If you don't have a good regulating function for what represents real quality you can't really expect systems that just pump out code to actually iterate very well on anything. There are very few forcing functions to use to produce high quality results though iteration.
This doesn't pass a sniff test. We have plenty of ways to verify good software, else you wouldn't be making this post. You know what bad software is and looks like. We want something fast that doesn't throw an error every 3 page navigations.
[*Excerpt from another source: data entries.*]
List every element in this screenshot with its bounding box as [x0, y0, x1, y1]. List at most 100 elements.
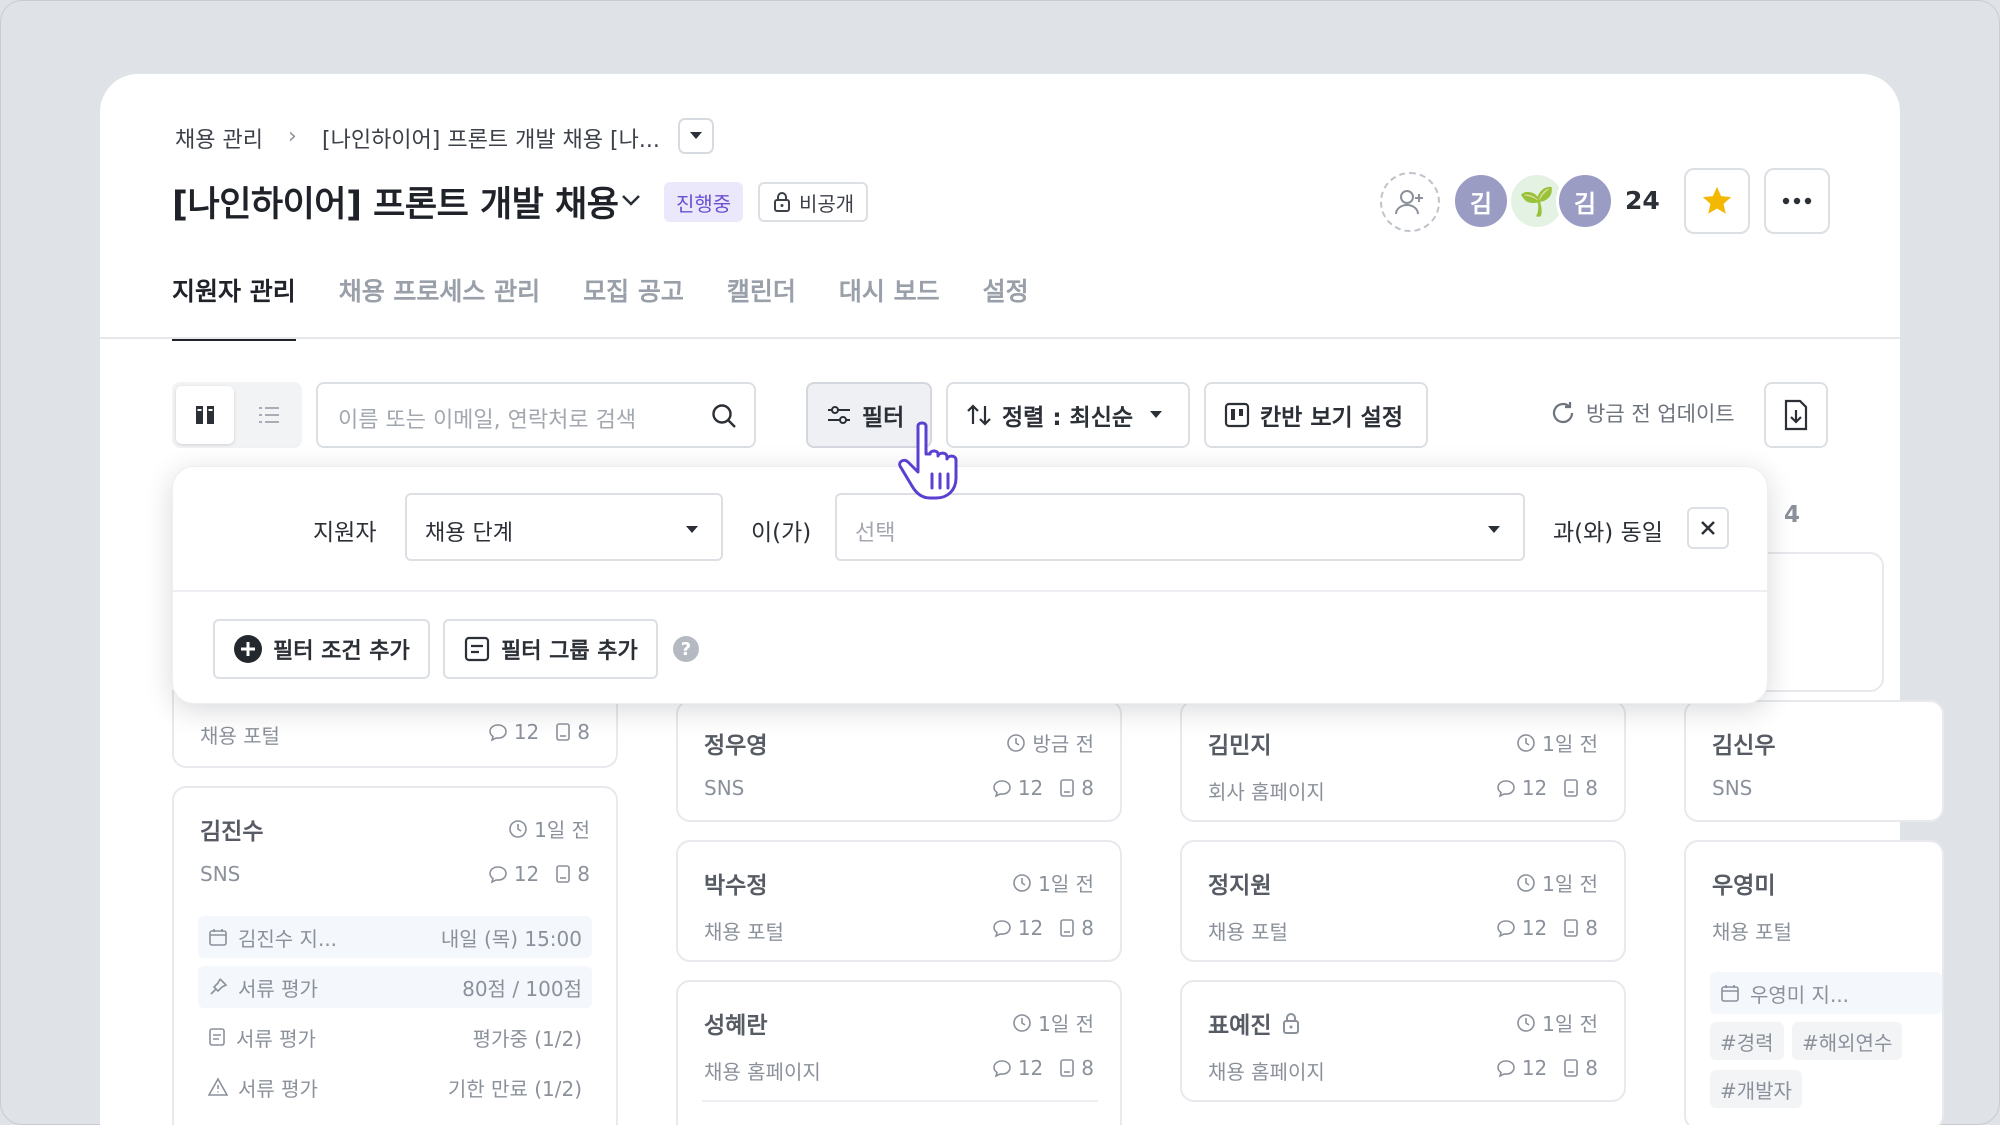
tag-chip[interactable]: #경력	[1710, 1022, 1784, 1060]
row-value: 내일 (목) 15:00	[440, 926, 582, 951]
comment-count: 12	[1521, 776, 1548, 800]
sort-label: 정렬 : 최신순	[1002, 405, 1134, 431]
search-input[interactable]: 이름 또는 이메일, 연락처로 검색	[316, 382, 756, 448]
kanban-settings-label: 칸반 보기 설정	[1260, 405, 1403, 431]
document-count: 8	[1585, 1056, 1598, 1080]
row-label: 서류 평가	[238, 976, 318, 1001]
tab-calendar[interactable]: 캘린더	[727, 272, 796, 341]
comment-icon	[1497, 1060, 1515, 1078]
applicant-source: 채용 홈페이지	[1208, 1060, 1325, 1084]
comment-icon	[489, 724, 507, 742]
document-icon	[1060, 919, 1075, 937]
applicant-time: 1일 전	[1516, 1008, 1598, 1037]
visibility-label: 비공개	[799, 191, 855, 216]
card-counts: 12 8	[1496, 776, 1598, 800]
add-group-label: 필터 그룹 추가	[501, 639, 638, 664]
breadcrumb-current[interactable]: [나인하이어] 프론트 개발 채용 [나...	[322, 122, 660, 154]
time-label: 1일 전	[1542, 732, 1598, 756]
applicant-card[interactable]: 김민지 1일 전 회사 홈페이지 12 8	[1180, 700, 1626, 822]
refresh-icon	[1552, 402, 1574, 424]
breadcrumb-dropdown-button[interactable]	[678, 118, 714, 154]
title-chevron-down-icon[interactable]	[620, 192, 642, 211]
card-counts: 12 8	[992, 1056, 1094, 1080]
lock-icon	[1283, 1013, 1300, 1034]
view-toggle	[172, 382, 302, 448]
applicant-name: 김진수	[200, 819, 264, 845]
applicant-source: 채용 포털	[704, 920, 784, 944]
schedule-row[interactable]: 김진수 지... 내일 (목) 15:00	[198, 916, 592, 958]
applicant-time: 1일 전	[1012, 868, 1094, 897]
member-count[interactable]: 24	[1625, 186, 1660, 215]
sort-button[interactable]: 정렬 : 최신순	[946, 382, 1190, 448]
applicant-card[interactable]: 우영미 채용 포털 우영미 지... #경력 #해외연수 #개발자	[1684, 840, 1944, 1125]
add-member-button[interactable]	[1380, 172, 1440, 232]
tab-process[interactable]: 채용 프로세스 관리	[339, 272, 540, 341]
lock-icon	[774, 192, 790, 212]
column-count: 4	[1784, 502, 1801, 528]
kanban-settings-button[interactable]: 칸반 보기 설정	[1204, 382, 1428, 448]
filter-field-select[interactable]: 채용 단계	[405, 493, 723, 561]
time-label: 방금 전	[1032, 732, 1094, 756]
card-counts: 12 8	[488, 862, 590, 886]
evaluation-row[interactable]: 서류 평가 평가중 (1/2)	[198, 1016, 592, 1058]
caret-down-icon	[1488, 526, 1500, 533]
row-label: 우영미 지...	[1750, 982, 1850, 1007]
plus-circle-icon	[234, 635, 262, 663]
applicant-name: 우영미	[1712, 873, 1776, 899]
tab-applicants[interactable]: 지원자 관리	[172, 272, 296, 341]
add-filter-condition-button[interactable]: 필터 조건 추가	[213, 619, 430, 679]
sort-arrows-icon	[967, 404, 991, 426]
help-icon[interactable]: ?	[673, 636, 699, 662]
document-count: 8	[1081, 916, 1094, 940]
applicant-card[interactable]: 표예진 1일 전 채용 홈페이지 12 8	[1180, 980, 1626, 1102]
comment-icon	[1497, 780, 1515, 798]
card-counts: 12 8	[992, 776, 1094, 800]
more-options-button[interactable]	[1764, 168, 1830, 234]
comment-count: 12	[513, 720, 540, 744]
member-avatar[interactable]: 김	[1452, 172, 1510, 230]
filter-subject-label: 지원자	[313, 520, 377, 546]
tab-dashboard[interactable]: 대시 보드	[839, 272, 940, 341]
card-counts: 12 8	[1496, 1056, 1598, 1080]
applicant-card[interactable]: 정우영 방금 전 SNS 12 8	[676, 700, 1122, 822]
caret-down-icon	[686, 526, 698, 533]
applicant-card[interactable]: 성혜란 1일 전 채용 홈페이지 12 8	[676, 980, 1122, 1125]
tag-chip[interactable]: #개발자	[1710, 1070, 1802, 1108]
breadcrumb-separator-icon: ›	[288, 124, 297, 149]
comment-count: 12	[1521, 916, 1548, 940]
tag-chip[interactable]: #해외연수	[1792, 1022, 1903, 1060]
kanban-view-button[interactable]	[176, 386, 234, 444]
row-label: 김진수 지...	[238, 926, 338, 951]
list-view-button[interactable]	[240, 386, 298, 444]
applicant-card[interactable]: 김진수 1일 전 SNS 12 8 김진수 지... 내일 (목) 15:00 …	[172, 786, 618, 1125]
applicant-source: 채용 포털	[1208, 920, 1288, 944]
evaluation-row[interactable]: 서류 평가 기한 만료 (1/2)	[198, 1066, 592, 1108]
document-icon	[1564, 779, 1579, 797]
export-button[interactable]	[1764, 382, 1828, 448]
document-count: 8	[1081, 1056, 1094, 1080]
comment-count: 12	[1017, 1056, 1044, 1080]
add-filter-group-button[interactable]: 필터 그룹 추가	[443, 619, 658, 679]
member-avatar[interactable]: 김	[1556, 172, 1614, 230]
page-title: [나인하이어] 프론트 개발 채용	[172, 185, 619, 225]
refresh-button[interactable]: 방금 전 업데이트	[1550, 398, 1735, 428]
schedule-row[interactable]: 우영미 지...	[1710, 972, 1942, 1014]
tab-job-posting[interactable]: 모집 공고	[583, 272, 684, 341]
row-value: 기한 만료 (1/2)	[447, 1076, 582, 1101]
tab-settings[interactable]: 설정	[983, 272, 1029, 341]
card-counts: 12 8	[992, 916, 1094, 940]
breadcrumb-root[interactable]: 채용 관리	[175, 122, 263, 154]
applicant-name: 박수정	[704, 873, 768, 899]
remove-condition-button[interactable]	[1687, 507, 1729, 549]
clock-icon	[1013, 1013, 1031, 1032]
favorite-button[interactable]	[1684, 168, 1750, 234]
kanban-icon	[196, 406, 214, 424]
applicant-source: 회사 홈페이지	[1208, 780, 1325, 804]
filter-value-select[interactable]: 선택	[835, 493, 1525, 561]
applicant-card[interactable]: 김신우 SNS	[1684, 700, 1944, 822]
clock-icon	[1517, 1013, 1535, 1032]
applicant-card[interactable]: 정지원 1일 전 채용 포털 12 8	[1180, 840, 1626, 962]
applicant-card[interactable]: 박수정 1일 전 채용 포털 12 8	[676, 840, 1122, 962]
applicant-source: 채용 포털	[1712, 920, 1792, 944]
evaluation-row[interactable]: 서류 평가 80점 / 100점	[198, 966, 592, 1008]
You can ask an LLM to make code in whatever language you want. And it can be pretty good at writing efficient code, too. Nothing about NPM bloat is keeping you from making a lean website. And AI could theoretically be great at testing all parts of a website, benchmarking speeds, trying different viewports etc.
But unfortunately we are still on the LLM train. It just doesn't have anything built-in to do what we do, which is use an app and intuitively understand "oh this is shit." And even if you could allow your LLM to click through the site, it would be shit at matching visual problems to actual code. You can forget about LLMs for true frontend work for a few years.
And they are just increasingly worse with more context, so any non-trivial application is going to lead to a lot of strange broken artifacts, because text prediction isn't great when you have numerous hidden rules in your application.
So as much as I like a good laugh at failing software, I don't think you can blame shippers for this one. LLMs are not struggling in software development because they are averaging a lot of crap code, it's because we have not gotten them past unit tests and verifying output in the terminal yet.
But we don't even seem to be getting faster time-to-ship in any way that anybody can actually measure; it's always some vague sense of "we're so much more productive".